FILE PHOTO: An employee places ingots of 99.99 percent pure gold in a workroom at the Novosibirsk precious metals refining and manufacturing plant in the Siberian city of Novosibirsk, Russia, September 15, 2023. REUTERS/Alexander Manzyuk/File Photo
FILE PHOTO: An employee places ingots of 99.99 percent pure gold in a workroom at the Novosibirsk precious metals refining and manufacturing plant in the Siberian city of Novosibirsk, Russia, September 15, 2023. REUTERS/Alexander Manzyuk/File Photo

Gold prices rose on Monday, buoyed by a softer dollar as investors braced for a week packed with US economic data that could offer more clues on the US Federal Reserve's monetary policy.

Spot gold rose 1.2% to $5,018.56 per ounce by 9:30 a.m. ET (1430 GMT), extending a 4% rally from Friday.

US gold futures for April delivery also gained 1.3% to $5,042.20 per ounce.

The US dollar fell 0.8% to a more than one-week low, making greenback-priced bullion cheaper for overseas buyers.

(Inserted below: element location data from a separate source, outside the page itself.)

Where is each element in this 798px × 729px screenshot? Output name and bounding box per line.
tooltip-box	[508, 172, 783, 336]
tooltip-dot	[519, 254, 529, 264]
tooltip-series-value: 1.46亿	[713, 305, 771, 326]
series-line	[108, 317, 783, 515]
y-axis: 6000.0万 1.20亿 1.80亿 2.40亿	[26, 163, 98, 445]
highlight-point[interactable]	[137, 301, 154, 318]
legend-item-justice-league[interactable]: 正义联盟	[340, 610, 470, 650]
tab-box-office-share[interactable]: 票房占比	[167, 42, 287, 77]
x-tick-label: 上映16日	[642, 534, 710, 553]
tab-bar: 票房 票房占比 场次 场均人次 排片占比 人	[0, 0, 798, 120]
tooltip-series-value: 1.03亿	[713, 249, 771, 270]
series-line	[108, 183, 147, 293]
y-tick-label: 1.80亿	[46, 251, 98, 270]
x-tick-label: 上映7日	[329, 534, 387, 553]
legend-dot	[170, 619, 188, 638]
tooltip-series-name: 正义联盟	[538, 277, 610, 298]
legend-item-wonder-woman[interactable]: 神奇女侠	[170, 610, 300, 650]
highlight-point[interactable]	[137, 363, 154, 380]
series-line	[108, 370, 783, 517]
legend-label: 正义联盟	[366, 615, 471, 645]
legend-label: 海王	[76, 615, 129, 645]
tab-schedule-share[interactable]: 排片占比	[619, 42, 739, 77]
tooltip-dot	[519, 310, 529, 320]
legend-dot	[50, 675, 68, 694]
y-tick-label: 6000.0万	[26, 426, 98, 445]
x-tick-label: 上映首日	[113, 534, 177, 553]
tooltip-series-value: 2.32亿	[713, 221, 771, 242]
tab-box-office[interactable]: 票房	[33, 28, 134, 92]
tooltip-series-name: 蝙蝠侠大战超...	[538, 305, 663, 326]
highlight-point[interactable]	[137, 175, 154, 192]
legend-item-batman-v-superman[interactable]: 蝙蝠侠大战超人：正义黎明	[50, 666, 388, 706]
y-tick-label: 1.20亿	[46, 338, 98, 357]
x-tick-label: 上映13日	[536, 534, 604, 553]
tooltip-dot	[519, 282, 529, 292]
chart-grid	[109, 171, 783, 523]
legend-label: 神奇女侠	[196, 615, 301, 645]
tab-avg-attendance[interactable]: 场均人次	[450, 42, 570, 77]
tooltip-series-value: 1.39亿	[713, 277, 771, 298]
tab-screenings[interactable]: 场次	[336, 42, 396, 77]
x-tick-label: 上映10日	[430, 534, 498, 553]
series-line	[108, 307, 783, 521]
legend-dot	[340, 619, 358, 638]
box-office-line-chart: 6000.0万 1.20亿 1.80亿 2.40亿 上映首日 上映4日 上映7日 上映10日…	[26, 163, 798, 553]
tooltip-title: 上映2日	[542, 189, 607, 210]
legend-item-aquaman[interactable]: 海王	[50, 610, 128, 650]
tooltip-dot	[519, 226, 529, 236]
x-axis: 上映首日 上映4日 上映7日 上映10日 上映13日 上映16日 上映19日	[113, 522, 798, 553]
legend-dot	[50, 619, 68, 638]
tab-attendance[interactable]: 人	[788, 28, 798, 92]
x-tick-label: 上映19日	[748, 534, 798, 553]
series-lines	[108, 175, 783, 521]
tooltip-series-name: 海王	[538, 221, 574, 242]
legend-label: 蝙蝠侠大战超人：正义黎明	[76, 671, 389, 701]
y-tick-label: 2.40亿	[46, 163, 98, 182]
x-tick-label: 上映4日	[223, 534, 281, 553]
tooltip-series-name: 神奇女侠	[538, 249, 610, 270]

"The big mover today (in gold prices) is the US dollar," said Bart Melek, global head of commodity strategy at TD Securities, adding that expectations are growing for weak economic data, particularly on the labor front, Reuters reported.

Investors are closely watching this week's release of US nonfarm payrolls, consumer prices and initial jobless claims for fresh signals on monetary policy, with markets already pricing in at least two rate cuts of 25 basis points in 2026.

US nonfarm payrolls are expected to have risen by 70,000 in January, according to a Reuters poll.

Lower interest rates tend to support gold by reducing the opportunity cost of holding the non-yielding asset.

Meanwhile, China's central bank extended its gold buying spree for a 15th month in January, data from the People's Bank of China showed on Saturday.

"The debasement trade continues, with ongoing geopolitical risks driving people into gold," Melek said, adding that China's purchases have had a psychological impact on the market.

Spot silver climbed 2.9% to $80.22 per ounce after a near 10% gain in the previous session. It hit an all-time high of $121.64 on January 29.

Spot platinum was down 0.2% at $2,092.95 per ounce, while palladium was steady at $1,707.25.

"A slowdown in EV sales hasn't really materialized despite all the policy softening, so I do see that platinum and palladium will possibly slow down," after a bullish run in 2025, WisdomTree commodities strategist Nitesh Shah said.